Licklider identified the interface as the bottleneck with a clarity that bordered on prophetic. Computational power was advancing. Storage and network capacity were growing. What held the symbiosis back was the communication channel between human and machine. Every interface innovation from 1960 to 2024 can be understood as an attempt to widen the channel without eliminating the underlying translation requirement. The command line replaced punched cards. The GUI replaced the command line. The touchscreen replaced the GUI. Each innovation widened the channel. None eliminated the cost.
The stubborn persistence of the bottleneck had a subtle cumulative effect. Because the interface always demanded translation, users unconsciously adjusted their expectations. They brought to the machine only the kind of thinking the machine could receive — formulated thoughts, specific requests, clearly defined tasks. The entire domain of formulative thinking was reserved for human-only contexts: conversations with colleagues, sketches on whiteboards, notes scrawled in margins. The computer was for execution. Thinking was done elsewhere.
This adaptation is what Licklider's framework would identify as an adjustment to the bottleneck rather than a solution. The humans did not complain because they had internalized the constraint so completely that it felt like the natural order of things. Of course you formulate before you compute. Of course you think before you type. The constraint had become invisible because it had been absorbed into the culture of computing.
Then the constraint vanished. The natural language interface did not widen the channel incrementally. It abolished the translation requirement. The human could bring raw, unstructured, associative thinking to the machine and receive a response that treated that thinking as legitimate input. The machine was no longer waiting for formulation. It was participating in it. The subjective experience of this shift — the thing no timeline can capture — is what Segal describes as feeling met.
The concept is Licklider's diagnosis from 1960 extended through the subsequent six decades. His paper identified the bottleneck; the history from 1960 to 2024 is the history of the bottleneck's resistance to elimination through incremental means.
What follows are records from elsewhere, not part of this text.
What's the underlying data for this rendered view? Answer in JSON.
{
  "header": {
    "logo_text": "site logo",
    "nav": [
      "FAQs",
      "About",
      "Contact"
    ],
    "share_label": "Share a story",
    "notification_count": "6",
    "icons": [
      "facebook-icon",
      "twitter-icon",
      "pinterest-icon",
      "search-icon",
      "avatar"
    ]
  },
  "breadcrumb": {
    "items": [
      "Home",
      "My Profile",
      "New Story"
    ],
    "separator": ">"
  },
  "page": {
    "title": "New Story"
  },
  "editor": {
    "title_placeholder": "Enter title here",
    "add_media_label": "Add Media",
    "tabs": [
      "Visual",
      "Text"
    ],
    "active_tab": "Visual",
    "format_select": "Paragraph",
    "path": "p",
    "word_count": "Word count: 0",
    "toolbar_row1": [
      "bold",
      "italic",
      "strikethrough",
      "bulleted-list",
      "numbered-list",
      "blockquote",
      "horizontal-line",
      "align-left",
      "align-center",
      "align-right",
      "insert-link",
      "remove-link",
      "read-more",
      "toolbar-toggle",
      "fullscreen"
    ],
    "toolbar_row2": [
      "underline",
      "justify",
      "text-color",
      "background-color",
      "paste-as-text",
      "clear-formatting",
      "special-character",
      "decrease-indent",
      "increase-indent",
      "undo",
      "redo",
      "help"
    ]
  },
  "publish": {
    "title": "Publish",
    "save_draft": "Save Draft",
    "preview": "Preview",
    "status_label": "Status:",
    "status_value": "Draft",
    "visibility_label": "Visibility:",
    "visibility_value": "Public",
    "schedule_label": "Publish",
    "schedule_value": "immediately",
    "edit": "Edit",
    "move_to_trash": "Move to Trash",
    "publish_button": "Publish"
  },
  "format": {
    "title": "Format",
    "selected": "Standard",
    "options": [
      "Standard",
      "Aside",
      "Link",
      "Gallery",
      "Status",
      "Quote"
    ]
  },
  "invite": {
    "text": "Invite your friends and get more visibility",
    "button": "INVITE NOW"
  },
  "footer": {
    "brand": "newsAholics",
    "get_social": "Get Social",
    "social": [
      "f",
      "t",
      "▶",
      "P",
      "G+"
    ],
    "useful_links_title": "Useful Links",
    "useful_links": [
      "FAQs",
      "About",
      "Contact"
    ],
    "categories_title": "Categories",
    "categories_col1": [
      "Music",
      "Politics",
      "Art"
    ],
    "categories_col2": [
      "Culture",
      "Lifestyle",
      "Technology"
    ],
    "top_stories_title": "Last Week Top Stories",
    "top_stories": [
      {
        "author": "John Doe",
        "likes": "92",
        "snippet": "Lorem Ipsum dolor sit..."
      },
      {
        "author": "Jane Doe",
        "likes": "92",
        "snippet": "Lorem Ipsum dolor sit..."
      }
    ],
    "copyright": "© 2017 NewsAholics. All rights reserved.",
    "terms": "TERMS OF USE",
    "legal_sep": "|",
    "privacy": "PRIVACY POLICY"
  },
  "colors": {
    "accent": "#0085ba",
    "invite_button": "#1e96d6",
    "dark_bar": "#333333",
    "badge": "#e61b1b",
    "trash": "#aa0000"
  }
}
Interface, not compute. Licklider correctly identified the bottleneck was not computational power.
Widening, not eliminating. Every pre-2025 innovation reduced translation cost without eliminating it.
Cultural adaptation. Users internalized the constraint as the natural order of thinking.
Formulation externalized. Formulative thinking was reserved for human-only contexts.
Phase transition, not increment. The 2025 break was qualitative, not another step in the incremental sequence.